The more common approach to providing a highly available directory service is to use redundant server components and replication. Redundant solutions are usually less expensive, easier to implement, and easier to manage. Note that replication, as part of a redundant solution, has numerous functions other than availability. While the main advantage of replication is the ability to split the read load across multiple servers, this advantage causes additional overhead in terms of server management. Replication also offers scalability on read operations and, with proper design, scalability on write operations, within certain limits. For an overview of replication concepts, see Chapter 7, Directory Server Replication, in Sun Directory Server Enterprise Edition 7.0 Reference.

During a failure, a redundant system might provide poor availability. Imagine, for example, an environment in which the load is shared between two redundant server components. The failure of one server component might put an excessive load on the other server, making this server respond more slowly to client requests. A slow response might be considered a failure for clients that rely on quick response times. In other words, the availability of the service, even though the service is operational, might not meet the availability requirements of the client.

How Redundancy Handles SPOFs

In terms of the SPOFs that are described at the beginning of this chapter, redundancy handles failure in the following ways:

Single hardware failure. A single hardware failure is fatal to a machine. Therefore, even if you have redundant hardware, manual intervention is required to repair the failure.
Directory Server or Directory Proxy Server failure. The server is automatically restarted.
Database corruption. Depending on the architecture, a redundant solution should be able to survive database corruption.

Redundancy at the Hardware Level

This section provides basic information about hardware redundancy. Many publications provide comprehensive information about using hardware redundancy for high availability. In particular, see “Blueprints for High Availability” published by John Wiley & Sons, Inc.

Hardware SPOFs can be broadly categorized as follows:

Network failures
Failure of the physical servers on which Directory Server or Directory Proxy Server are running
Load balancer failures
Storage subsystem failures
Power supply failures

Failure at the network level can be mitigated by having redundant network components. When designing your deployment, consider having redundant components for the following:

Internet connection
Network interface card
Network cabling
Network switches
Gateways and routers

You can mitigate the load balancer as an SPOF by including a redundant load balancer in your architecture.

In the event of database corruption, you must have a database failover strategy to ensure availability. You can mitigate against SPOFs in the storage subsystem by using redundant server controllers. You can also use redundant cabling between controllers and storage subsystems, redundant storage subsystem controllers, or redundant arrays of independent disks.

If you have only one power supply, loss of this supply could make your entire service unavailable. To prevent this situation, consider providing redundant power supplies for hardware, where possible, and diversifying power sources. Additional methods of mitigating SPOFs in the power supply include using surge protectors, multiple power providers, and local battery backups, and generating power locally.

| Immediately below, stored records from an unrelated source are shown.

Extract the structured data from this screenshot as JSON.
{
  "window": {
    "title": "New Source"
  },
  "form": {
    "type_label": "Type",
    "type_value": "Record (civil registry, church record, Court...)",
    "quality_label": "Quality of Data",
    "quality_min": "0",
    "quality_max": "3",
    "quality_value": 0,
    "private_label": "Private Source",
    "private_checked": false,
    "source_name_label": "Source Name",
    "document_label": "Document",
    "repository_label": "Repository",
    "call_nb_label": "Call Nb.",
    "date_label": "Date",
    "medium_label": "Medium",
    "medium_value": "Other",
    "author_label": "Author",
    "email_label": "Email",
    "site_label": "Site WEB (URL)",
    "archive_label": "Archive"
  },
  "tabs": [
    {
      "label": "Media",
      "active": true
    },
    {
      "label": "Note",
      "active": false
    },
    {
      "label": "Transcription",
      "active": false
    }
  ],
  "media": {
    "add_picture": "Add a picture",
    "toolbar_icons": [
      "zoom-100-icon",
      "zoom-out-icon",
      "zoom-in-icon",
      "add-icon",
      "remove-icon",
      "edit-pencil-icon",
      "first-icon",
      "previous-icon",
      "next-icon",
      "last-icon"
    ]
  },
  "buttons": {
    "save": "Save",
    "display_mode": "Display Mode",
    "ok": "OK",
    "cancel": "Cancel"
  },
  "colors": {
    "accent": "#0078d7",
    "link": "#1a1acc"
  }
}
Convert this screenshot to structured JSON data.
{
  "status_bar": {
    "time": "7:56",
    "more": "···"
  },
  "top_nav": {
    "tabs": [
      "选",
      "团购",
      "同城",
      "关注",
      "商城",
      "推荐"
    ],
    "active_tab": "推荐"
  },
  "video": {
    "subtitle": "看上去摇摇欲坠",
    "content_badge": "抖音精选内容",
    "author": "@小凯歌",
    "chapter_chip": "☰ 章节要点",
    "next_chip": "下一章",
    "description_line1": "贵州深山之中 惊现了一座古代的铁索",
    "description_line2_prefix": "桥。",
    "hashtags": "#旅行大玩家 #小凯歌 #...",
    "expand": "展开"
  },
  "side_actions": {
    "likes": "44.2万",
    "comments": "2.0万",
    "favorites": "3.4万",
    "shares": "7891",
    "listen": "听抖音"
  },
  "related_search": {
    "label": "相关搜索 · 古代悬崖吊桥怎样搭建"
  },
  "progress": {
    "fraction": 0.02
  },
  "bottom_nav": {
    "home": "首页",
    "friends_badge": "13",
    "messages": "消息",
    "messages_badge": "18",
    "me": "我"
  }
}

Failure of an entire data center can occur if, for example, a natural disaster strikes a particular geographic region. In this instance, a well-designed multiple data center replication topology can prevent an entire distributed directory service from becoming unavailable. For more information, see Using Replication and Redundancy for High Availability.

Redundancy at the Software Level

Failure in Directory Server or Directory Proxy Server can include the following:

Excessive response time
Write overload
- Maximized file descriptors
- Maximized file system
- Poor storage configuration
- Too many indexes
Read overload
Cache issues
CPU constraints
Replication issues
- Synchronicity
- Replication propagation delay
- Replication flow
- Replication overload
Large wildcard searches

These SPOFs can be mitigated by having redundant instances of Directory Server and Directory Proxy Server. Redundancy at the software level involves the use of replication. Replication ensures that the redundant servers remain synchronized, and that requests can be rerouted with no downtime. For more information, see Using Replication and Redundancy for High Availability.